Like Ms. Early, Ms. Late is also 65 years old, and she also taught for 20 years in our public schools. But Ms. Late tried various other careers before trying her hand at teaching at age 45. Her salary this year, her last year of teaching, was $50,000. She's now ready to retire and, because she taught for 20 years, she's eligible for a pension that will be paid out in monthly installments for the rest of her life. Her pension formula will be based on her years of experience (20) times a multiplier factor (2 percent) times her annual salary of $50,000. Her pension today will be worth $20,000 per year.
These two teachers are identical in all ways except for one critical difference: the age at which they began teaching. And yet, that difference will mean Ms. Late will qualify for a pension that's 50 percent larger than Ms. Early's. Over a full retirement--65-year-old women today are projected to live another 21.5 years, on average--Ms. Late will qualify for retirement benefits worth almost $140,000 more (in today's dollars) than Ms. Early.
The explanation here is pretty straightforward. In every state, a teacher's pension amount is based on her final salary in the last year she worked, regardless of when that happened to be. (Social Security, in contrast, automatically adjusts prior years' earnings.) This is a key reason why teacher pension plans are so back-loaded, and it means that pensions reward later-career service much more heavily than early-career service.

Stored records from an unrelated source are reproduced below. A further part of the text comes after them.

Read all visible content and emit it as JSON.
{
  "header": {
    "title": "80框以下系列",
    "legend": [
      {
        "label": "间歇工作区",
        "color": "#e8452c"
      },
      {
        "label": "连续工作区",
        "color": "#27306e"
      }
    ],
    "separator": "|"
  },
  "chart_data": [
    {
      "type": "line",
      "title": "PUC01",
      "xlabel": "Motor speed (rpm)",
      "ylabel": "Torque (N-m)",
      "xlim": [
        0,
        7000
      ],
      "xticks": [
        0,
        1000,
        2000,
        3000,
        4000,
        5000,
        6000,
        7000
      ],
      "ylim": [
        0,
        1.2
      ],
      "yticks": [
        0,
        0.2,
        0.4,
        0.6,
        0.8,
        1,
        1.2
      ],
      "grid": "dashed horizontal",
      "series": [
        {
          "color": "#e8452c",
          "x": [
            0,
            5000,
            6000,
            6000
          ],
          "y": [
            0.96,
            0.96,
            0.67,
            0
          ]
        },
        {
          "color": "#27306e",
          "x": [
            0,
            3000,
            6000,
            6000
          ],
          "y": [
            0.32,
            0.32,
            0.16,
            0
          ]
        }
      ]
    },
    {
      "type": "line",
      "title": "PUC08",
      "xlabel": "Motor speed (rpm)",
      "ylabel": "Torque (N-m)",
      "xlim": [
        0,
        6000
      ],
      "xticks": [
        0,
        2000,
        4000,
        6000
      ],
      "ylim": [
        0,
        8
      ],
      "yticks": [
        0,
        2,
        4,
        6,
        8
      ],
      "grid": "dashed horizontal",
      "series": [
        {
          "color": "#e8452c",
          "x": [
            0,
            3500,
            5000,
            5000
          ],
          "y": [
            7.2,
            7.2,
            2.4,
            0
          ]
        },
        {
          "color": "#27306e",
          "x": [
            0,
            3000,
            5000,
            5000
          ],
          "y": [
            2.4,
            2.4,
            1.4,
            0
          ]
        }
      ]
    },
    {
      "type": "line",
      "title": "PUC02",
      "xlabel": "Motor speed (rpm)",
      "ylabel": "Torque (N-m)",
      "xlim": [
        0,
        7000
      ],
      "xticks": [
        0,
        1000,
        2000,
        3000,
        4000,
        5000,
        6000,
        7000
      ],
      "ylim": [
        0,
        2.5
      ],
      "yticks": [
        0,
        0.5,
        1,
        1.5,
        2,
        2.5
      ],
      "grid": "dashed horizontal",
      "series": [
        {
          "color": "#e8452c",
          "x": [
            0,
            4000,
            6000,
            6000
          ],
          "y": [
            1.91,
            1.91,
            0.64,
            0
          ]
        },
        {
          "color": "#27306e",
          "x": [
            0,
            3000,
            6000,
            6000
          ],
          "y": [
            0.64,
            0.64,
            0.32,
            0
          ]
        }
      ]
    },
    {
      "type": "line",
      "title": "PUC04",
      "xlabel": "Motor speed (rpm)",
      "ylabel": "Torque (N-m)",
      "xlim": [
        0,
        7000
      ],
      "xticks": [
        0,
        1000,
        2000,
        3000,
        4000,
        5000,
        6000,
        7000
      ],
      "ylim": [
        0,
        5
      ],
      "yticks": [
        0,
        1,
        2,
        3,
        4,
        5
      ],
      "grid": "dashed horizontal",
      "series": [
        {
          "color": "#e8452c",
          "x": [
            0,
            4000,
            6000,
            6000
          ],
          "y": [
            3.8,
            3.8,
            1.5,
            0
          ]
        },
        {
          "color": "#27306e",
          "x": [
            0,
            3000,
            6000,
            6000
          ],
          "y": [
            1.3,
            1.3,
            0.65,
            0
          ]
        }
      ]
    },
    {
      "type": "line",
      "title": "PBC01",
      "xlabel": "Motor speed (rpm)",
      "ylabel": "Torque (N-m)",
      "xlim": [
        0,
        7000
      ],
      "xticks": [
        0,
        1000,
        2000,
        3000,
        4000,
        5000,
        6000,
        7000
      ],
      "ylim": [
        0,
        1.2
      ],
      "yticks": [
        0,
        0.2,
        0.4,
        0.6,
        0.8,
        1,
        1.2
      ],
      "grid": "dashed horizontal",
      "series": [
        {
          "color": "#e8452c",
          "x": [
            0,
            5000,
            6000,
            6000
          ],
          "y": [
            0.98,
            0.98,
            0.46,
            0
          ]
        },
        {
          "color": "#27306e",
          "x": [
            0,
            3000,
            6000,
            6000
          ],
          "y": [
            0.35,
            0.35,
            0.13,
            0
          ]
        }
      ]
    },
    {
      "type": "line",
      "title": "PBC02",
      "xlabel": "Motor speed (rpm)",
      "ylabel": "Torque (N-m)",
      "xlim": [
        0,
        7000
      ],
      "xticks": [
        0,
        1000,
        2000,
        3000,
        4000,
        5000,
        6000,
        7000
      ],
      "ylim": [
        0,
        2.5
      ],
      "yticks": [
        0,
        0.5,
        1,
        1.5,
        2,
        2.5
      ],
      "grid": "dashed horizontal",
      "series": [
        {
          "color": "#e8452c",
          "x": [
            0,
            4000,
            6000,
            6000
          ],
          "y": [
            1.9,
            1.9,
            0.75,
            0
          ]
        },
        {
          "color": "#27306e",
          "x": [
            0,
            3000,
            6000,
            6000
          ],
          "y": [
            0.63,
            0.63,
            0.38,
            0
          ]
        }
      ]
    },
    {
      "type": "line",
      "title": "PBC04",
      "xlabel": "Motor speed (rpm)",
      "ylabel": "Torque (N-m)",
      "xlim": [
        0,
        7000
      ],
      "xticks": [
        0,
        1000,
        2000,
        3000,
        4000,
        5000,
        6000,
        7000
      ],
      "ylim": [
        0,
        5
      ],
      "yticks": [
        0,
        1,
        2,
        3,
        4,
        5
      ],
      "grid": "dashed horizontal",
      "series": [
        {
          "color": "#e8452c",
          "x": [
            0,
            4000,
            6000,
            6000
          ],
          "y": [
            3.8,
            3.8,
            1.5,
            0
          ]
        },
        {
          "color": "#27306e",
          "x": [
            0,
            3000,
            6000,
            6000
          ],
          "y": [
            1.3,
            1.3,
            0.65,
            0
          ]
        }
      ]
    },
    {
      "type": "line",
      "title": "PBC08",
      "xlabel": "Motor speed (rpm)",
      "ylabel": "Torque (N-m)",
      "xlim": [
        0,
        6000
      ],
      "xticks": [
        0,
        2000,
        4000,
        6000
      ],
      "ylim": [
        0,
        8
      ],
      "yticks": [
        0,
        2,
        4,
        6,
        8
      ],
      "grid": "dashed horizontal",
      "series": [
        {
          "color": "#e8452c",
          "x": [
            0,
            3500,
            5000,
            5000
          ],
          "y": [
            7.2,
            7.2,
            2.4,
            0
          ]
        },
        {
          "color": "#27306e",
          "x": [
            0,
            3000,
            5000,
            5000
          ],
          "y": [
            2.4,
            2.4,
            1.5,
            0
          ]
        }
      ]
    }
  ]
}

This situation becomes even more pronounced when looking at teachers with shorter careers. Instead of two hypothetical teachers, each working 20 years, imagine four teachers who each teach for 10 years. One teaches from age 25-35, a second from 35-45, a third from 45-55, and a fourth from age 55-65. All four teach the same number of years and earn equivalent salaries (in present dollars). But because of this timing issue, the fourth teacher would qualify for a pension worth more than twice what the first teacher would earn.
All of this creates some strange risks and rewards. Teachers who start at younger ages have the potential to earn much larger pensions by the time they retire, but, because they have more years to go, they're also much less likely to make it that long. Younger teachers also face different calculations about what to do with their pension. For a 35-year-old leaving the profession, it may make sense to cash out a pension and roll it over into some interest-bearing savings. Otherwise, the money will just sit there and not earn interest. For someone closer to retirement, the pension may be a better deal. Teachers must know how pensions work in order to maximize their retirement saving in their unique situations.
From a public policy standpoint, it doesn't make a whole lot of sense to prioritize one year of teaching over another. But that's exactly what teacher pensions do.